DIGITAL LIBRARY
THE MOBILE SCHOOL OF LITTER AND SUSTAINABILITY IN COPENHAGEN - AN EXPLORATIVE CASE STUDY
MIL - Aalborg University (DENMARK)
About this paper:
Appears in: EDULEARN17 Proceedings
Publication year: 2017
Pages: 4656-4665
ISBN: 978-84-697-3777-4
ISSN: 2340-1117
doi: 10.21125/edulearn.2017.2027
Conference name: 9th International Conference on Education and New Learning Technologies
Dates: 3-5 July, 2017
Location: Barcelona, Spain
Abstract:
The City of Copenhagen aims to become the cleanest capital in the European Union, and one of the cleanest cities in the world. To achieve this goal a number of actions have been established. The goal is to educate and nudge residents, tourist and other groups of people living, working or visiting Copenhagen, to use waste bins and refrain from throwing their garbage on the streets.

The City of Copenhagen also wants to become a Smart City and have begun looking into various solutions using people generated data. Tracking the flow of traffic is well known, but also using tracking technology, so e.g. waste bins themselves notify the city’s cleaning crews when it’s time to empty them.

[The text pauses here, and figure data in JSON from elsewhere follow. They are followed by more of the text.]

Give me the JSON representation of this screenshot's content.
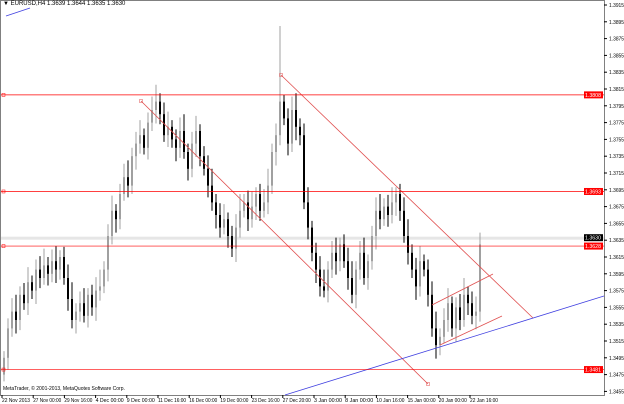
{
  "header": {
    "symbol": "EURUSD,H4",
    "ohlc": "1.3639 1.3644 1.3635 1.3630",
    "menu_icon": "triangle-down-icon"
  },
  "copyright": "MetaTrader, © 2001-2013, MetaQuotes Software Corp.",
  "chart_data": {
    "type": "candlestick",
    "symbol": "EURUSD",
    "timeframe": "H4",
    "ylim": [
      1.3455,
      1.3915
    ],
    "y_ticks": [
      "1.3915",
      "1.3895",
      "1.3875",
      "1.3855",
      "1.3835",
      "1.3815",
      "1.3795",
      "1.3775",
      "1.3755",
      "1.3735",
      "1.3715",
      "1.3695",
      "1.3675",
      "1.3655",
      "1.3635",
      "1.3615",
      "1.3595",
      "1.3575",
      "1.3555",
      "1.3535",
      "1.3515",
      "1.3495",
      "1.3475",
      "1.3455"
    ],
    "x_ticks": [
      "22 Nov 2013",
      "27 Nov 00:00",
      "29 Nov 16:00",
      "4 Dec 00:00",
      "9 Dec 00:00",
      "11 Dec 16:00",
      "16 Dec 00:00",
      "19 Dec 00:00",
      "23 Dec 16:00",
      "27 Dec 20:00",
      "3 Jan 00:00",
      "8 Jan 00:00",
      "10 Jan 16:00",
      "15 Jan 00:00",
      "20 Jan 00:00",
      "22 Jan 16:00"
    ],
    "closes": [
      1.3495,
      1.353,
      1.355,
      1.354,
      1.357,
      1.356,
      1.3585,
      1.3575,
      1.36,
      1.359,
      1.3605,
      1.3595,
      1.361,
      1.36,
      1.3615,
      1.359,
      1.3565,
      1.354,
      1.355,
      1.356,
      1.3545,
      1.357,
      1.3555,
      1.3575,
      1.358,
      1.36,
      1.364,
      1.367,
      1.366,
      1.369,
      1.371,
      1.37,
      1.3735,
      1.375,
      1.376,
      1.3745,
      1.3775,
      1.379,
      1.38,
      1.3785,
      1.376,
      1.377,
      1.3755,
      1.3745,
      1.3765,
      1.374,
      1.372,
      1.375,
      1.3765,
      1.3735,
      1.372,
      1.37,
      1.368,
      1.3665,
      1.365,
      1.366,
      1.364,
      1.3625,
      1.365,
      1.367,
      1.368,
      1.366,
      1.3675,
      1.369,
      1.367,
      1.368,
      1.37,
      1.374,
      1.376,
      1.38,
      1.378,
      1.375,
      1.379,
      1.377,
      1.376,
      1.368,
      1.365,
      1.362,
      1.36,
      1.358,
      1.3575,
      1.36,
      1.362,
      1.361,
      1.363,
      1.361,
      1.359,
      1.357,
      1.36,
      1.362,
      1.359,
      1.361,
      1.364,
      1.367,
      1.366,
      1.3675,
      1.3665,
      1.368,
      1.369,
      1.367,
      1.364,
      1.362,
      1.36,
      1.358,
      1.361,
      1.36,
      1.357,
      1.353,
      1.351,
      1.352,
      1.354,
      1.356,
      1.353,
      1.3555,
      1.354,
      1.357,
      1.356,
      1.3545,
      1.355,
      1.363
    ],
    "current_price": "1.3630",
    "levels": [
      {
        "label": "1.3808",
        "value": 1.3808
      },
      {
        "label": "1.3693",
        "value": 1.3693
      },
      {
        "label": "1.3628",
        "value": 1.3628
      },
      {
        "label": "1.3481",
        "value": 1.3481
      }
    ],
    "colors": {
      "level": "#ff0000",
      "trend_red": "#e05050",
      "trend_blue": "#4040e0",
      "bull": "#a0a0a0",
      "bear": "#000000",
      "current": "#000000"
    }
  }
}
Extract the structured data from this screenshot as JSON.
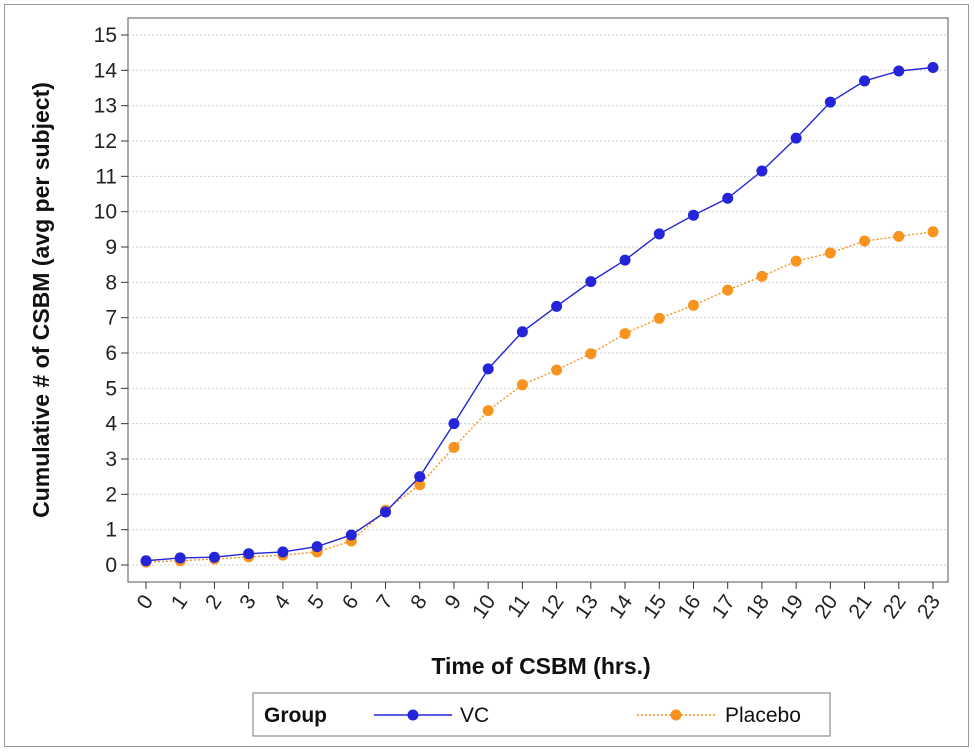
{
  "chart_data": {
    "type": "line",
    "xlabel": "Time of CSBM (hrs.)",
    "ylabel": "Cumulative # of CSBM (avg per subject)",
    "x": [
      0,
      1,
      2,
      3,
      4,
      5,
      6,
      7,
      8,
      9,
      10,
      11,
      12,
      13,
      14,
      15,
      16,
      17,
      18,
      19,
      20,
      21,
      22,
      23
    ],
    "xlim": [
      0,
      23
    ],
    "ylim": [
      0,
      15
    ],
    "xticks": [
      "0",
      "1",
      "2",
      "3",
      "4",
      "5",
      "6",
      "7",
      "8",
      "9",
      "10",
      "11",
      "12",
      "13",
      "14",
      "15",
      "16",
      "17",
      "18",
      "19",
      "20",
      "21",
      "22",
      "23"
    ],
    "yticks": [
      "0",
      "1",
      "2",
      "3",
      "4",
      "5",
      "6",
      "7",
      "8",
      "9",
      "10",
      "11",
      "12",
      "13",
      "14",
      "15"
    ],
    "grid": "horizontal",
    "legend": {
      "title": "Group",
      "placement": "bottom"
    },
    "series": [
      {
        "name": "VC",
        "color": "#2424d8",
        "line_style": "solid",
        "values": [
          0.12,
          0.2,
          0.22,
          0.32,
          0.37,
          0.52,
          0.85,
          1.5,
          2.5,
          4.0,
          5.55,
          6.6,
          7.32,
          8.02,
          8.63,
          9.37,
          9.9,
          10.38,
          11.15,
          12.08,
          13.1,
          13.7,
          13.98,
          14.08
        ]
      },
      {
        "name": "Placebo",
        "color": "#f7931e",
        "line_style": "dotted",
        "values": [
          0.08,
          0.12,
          0.17,
          0.23,
          0.28,
          0.37,
          0.68,
          1.55,
          2.27,
          3.33,
          4.37,
          5.1,
          5.52,
          5.98,
          6.55,
          6.98,
          7.35,
          7.78,
          8.17,
          8.6,
          8.83,
          9.17,
          9.3,
          9.43
        ]
      }
    ]
  }
}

A smart city should be a clean place for the residents and visitors to spent time in. In the City of Copenhagen 20% of the residents are children and young people under the age of 18. They live, learn and play in the city. The City has taken a special initiative targeting school children: A learning program The Mobile School of Litter and Sustainability in Copenhagen. In this program children age 6 to 16 learn about garbage and resources in school. The process starts in the classroom talking about garbage. Then the children are sent out in larger groups of 6-8 children in the local area around the school to collect litter. They are accompanied by guides and 1-2 teachers. The tools they bring are grabbers, and a garbage bin on wheels. Every time they pick up a piece of garbage they register type (but not where it was found) and number of each type. There is garbage they are not allowed to pick up, needles, broken glass and hazardous biological material and these are not registered (this means that the same needles may be laying around for a long time). They return to the classroom and with the instructors help they examine and talk about the garbage. They also talk about the City´s cost when removing the garbage, the impact on the environment and the decomposition time of the different types. They generate many different data which they carefully write down on paper, and analyze in the classroom However, at present these data do not go any further than the children and the classroom.

Our goal is to make the data useful beyond the classroom and for the City. We do this by designing an app to be downloaded and used by the children on their own mobile devices. The app will register the children’s user generated, location based data, contributing to student learning, and at the same time it can be a part of the Copenhagen Smart City Solutions.

With basis in the social constructivist thinking we frame our work through Dewey´s theory of Learning by Doing (Dewey, 2005) together with Lave and Wenger’s theory on Situated Learning (Lave & Wenger, 2015) to inform our understanding of childrens´ learning by doing in collaborative teams. We use a Design Based Research approach when designing the prototype “Litter”.

In the paper we introduce the Learning Program, the target group of children and document our design of the prototype. We report on an explorative study of the implementation and use of the app by a group of young children, their experiences with the app and with collecting litter. In a final chapter we reflect critically on our design and the explorative study.
Keywords:
Location based learning, context based learning, smart city, litter, sustainability.